Renaming John Wayne Airport

By: Jiaqi Zhou

Residents of Orange County are asking to change the name of John Wayne Airport, located in Orange County, due to Wayne’s controversial reputation as a white supremacist. 

John Wayne was the beloved actor known in the ‘50s as the cowboy Duke. The John Wayne Airport started operation in 1941 and was formerly named Orange County Airport. In 1979, the year Wayne passed away, the Orange County Board of Supervisors renamed the airport in honor of the actor. Three years later, a bronze statue of Wayne as “Duke” was installed at the main terminal of the airport.

Although Wayne gained his fame as an actor, his influence extended beyond screens. He was awarded the Congressional Gold Medal, posthumous President Medal of Freedom by former President Jimmy Carter and the Academy Award for Best Actor among other accolades. Numerous public landmarks were named after him as well.

Regardless of Wayne’s extraordinary recognition and achievement, the people of Orange County have been asking to change the name of the airport and remove the statue because of his public views on civic topics. 

An interview published by Playboy Magazine in 1971 recorded Wayne’s statements about black people, Native Americans and the LGBTQ+ community.

“I believe in white supremacy until the blacks are educated to a point of responsibility,” Wayne said while talking about the colored roles in Hollywood. “There’s no doubt that 10% of the population is black… [But] there isn’t necessarily going to be 10% of the grips or sound-men who are black, because more than likely, 10% haven’t trained themselves for that type of work.”

Despite growing up and starting his career in Westerns, Wayne denied having empathy with American Indians.

“Our so-called stealing of this country from them was just a matter of survival.

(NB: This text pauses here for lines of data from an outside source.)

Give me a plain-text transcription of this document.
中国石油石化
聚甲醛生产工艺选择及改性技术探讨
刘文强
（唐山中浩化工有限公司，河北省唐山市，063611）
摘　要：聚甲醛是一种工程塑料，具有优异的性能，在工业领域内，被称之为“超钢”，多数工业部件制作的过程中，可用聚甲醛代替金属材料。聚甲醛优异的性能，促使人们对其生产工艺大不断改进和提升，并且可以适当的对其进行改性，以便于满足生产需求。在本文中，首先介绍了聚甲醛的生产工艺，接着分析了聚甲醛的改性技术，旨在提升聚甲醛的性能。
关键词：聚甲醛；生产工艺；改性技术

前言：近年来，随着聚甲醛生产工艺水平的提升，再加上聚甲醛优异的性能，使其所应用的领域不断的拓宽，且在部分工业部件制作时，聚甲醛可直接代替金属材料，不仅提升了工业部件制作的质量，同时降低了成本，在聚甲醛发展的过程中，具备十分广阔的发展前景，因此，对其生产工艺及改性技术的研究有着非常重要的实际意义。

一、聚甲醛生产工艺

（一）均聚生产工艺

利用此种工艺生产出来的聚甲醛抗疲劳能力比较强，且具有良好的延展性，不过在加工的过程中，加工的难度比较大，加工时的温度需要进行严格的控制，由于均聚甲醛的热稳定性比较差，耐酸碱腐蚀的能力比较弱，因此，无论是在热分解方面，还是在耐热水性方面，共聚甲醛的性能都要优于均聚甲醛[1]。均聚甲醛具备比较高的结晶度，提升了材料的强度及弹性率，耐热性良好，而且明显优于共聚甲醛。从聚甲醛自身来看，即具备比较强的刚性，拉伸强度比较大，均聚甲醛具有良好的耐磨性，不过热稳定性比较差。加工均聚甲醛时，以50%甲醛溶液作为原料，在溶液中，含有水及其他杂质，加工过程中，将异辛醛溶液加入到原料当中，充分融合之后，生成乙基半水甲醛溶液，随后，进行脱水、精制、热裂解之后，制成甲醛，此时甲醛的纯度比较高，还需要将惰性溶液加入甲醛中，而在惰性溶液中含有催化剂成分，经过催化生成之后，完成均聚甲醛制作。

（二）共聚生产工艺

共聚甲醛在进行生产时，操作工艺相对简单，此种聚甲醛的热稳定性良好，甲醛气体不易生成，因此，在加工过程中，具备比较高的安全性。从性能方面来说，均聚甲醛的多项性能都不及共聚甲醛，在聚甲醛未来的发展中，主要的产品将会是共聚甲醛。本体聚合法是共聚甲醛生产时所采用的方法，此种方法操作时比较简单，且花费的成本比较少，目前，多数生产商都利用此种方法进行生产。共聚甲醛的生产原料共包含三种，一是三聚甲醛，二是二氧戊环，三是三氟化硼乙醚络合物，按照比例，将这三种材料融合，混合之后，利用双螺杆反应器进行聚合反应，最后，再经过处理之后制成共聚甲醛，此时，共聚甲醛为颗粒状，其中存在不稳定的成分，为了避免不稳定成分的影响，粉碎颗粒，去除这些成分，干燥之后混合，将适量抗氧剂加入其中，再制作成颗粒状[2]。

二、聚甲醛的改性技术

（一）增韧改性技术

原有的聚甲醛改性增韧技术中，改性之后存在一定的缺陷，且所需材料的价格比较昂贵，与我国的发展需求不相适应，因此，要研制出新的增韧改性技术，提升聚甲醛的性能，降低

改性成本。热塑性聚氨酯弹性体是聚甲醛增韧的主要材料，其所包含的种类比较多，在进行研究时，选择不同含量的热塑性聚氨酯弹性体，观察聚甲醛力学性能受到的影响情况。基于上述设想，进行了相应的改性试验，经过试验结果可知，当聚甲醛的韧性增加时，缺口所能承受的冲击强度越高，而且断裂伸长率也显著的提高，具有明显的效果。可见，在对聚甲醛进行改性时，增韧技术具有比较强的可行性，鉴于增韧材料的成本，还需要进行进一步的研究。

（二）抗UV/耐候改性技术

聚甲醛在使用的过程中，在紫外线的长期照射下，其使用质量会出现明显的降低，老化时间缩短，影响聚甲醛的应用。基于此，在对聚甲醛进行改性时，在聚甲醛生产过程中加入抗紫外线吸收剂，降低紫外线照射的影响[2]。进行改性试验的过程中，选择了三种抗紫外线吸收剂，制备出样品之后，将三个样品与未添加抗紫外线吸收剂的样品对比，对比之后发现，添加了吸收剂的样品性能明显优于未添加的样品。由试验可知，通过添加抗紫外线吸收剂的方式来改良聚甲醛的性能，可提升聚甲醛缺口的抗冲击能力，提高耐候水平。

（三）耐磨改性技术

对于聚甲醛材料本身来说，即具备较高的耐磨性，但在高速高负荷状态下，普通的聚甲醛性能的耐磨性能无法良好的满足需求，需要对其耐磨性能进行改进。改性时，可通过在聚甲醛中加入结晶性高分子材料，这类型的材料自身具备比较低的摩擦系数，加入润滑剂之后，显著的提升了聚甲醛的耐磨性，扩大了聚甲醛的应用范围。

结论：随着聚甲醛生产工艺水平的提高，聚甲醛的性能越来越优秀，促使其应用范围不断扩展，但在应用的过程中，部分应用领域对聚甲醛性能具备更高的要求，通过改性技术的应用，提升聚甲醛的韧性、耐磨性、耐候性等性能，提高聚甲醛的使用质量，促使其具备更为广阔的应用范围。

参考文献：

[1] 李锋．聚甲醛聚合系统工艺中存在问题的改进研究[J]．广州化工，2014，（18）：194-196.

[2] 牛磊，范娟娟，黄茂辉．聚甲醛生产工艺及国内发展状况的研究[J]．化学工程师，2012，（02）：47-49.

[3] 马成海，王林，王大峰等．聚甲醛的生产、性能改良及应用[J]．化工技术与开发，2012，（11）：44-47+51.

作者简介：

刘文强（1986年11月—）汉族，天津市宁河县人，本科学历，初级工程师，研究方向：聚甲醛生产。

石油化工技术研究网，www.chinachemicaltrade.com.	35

There were great numbers of people who needed new land and the Indians were selfishly trying to keep it for themselves,” Wayne said.

Wayne believed that “perverted movies” should be banned in order to preserve proper family values. When the interviewer asked for his definition of “perverted movies,” Wayne answered, “‘Easy Rider,’ ‘Midnight Cowboy’ — that kind of thing. Wouldn’t you say that the wonderful love of those two men in ‘Midnight Cowboy,’ a story about two f —, qualifies?”

Wayne elevated his role beyond an actor into an American icon that represented that society’s values and ideals. He did this by choosing scripts that fit his personal character. 

Wayne displayed such character during a conversation with actor Kirk Douglas which was recorded in the book “John Wayne: The Life and Legend” written by Scott Eyman about the role in a Vincent Van Gogh film.

“We got to play strong, tough characters. Not these weak queers,” he said. 

The Wayne family defended him through Fox News. “It’s unfair to judge someone on something that was written that he said nearly 50 years ago when the person is no longer here to respond.”

“This doesn’t necessarily mean that it’s impossible or immoral to enjoy westerns and war movies starring John Wayne; that’s a personal choice. But it certainly undermines any justification for his name and image to adorn a civic facility,” Michael Hiltzi wrote in Los Angeles Times

In a petition on renaming the John Wayne Airport, Lala Washington, the petition initiator, said, “although the renaming of the airport to John Wayne Airport was agreed by the County Board in 1979, it is important for residents to synchronize the current value of diversity and tolerance of California with the landmark.”

Any possible changes for renaming the John Wayne Airport would need approval from the county. According to the OC Register, former Orange County Supervisor and current California State Senator John Moorlach and OC Supervisor Chris Norby support the idea, while California State Senator Pat Bates is opposed; they have not heard back from former supervisors Bill Campbell and Janet Nguyen. 

As of Oct. 22, there is no official statement from the county about decisions on renaming the John Wayne Airport.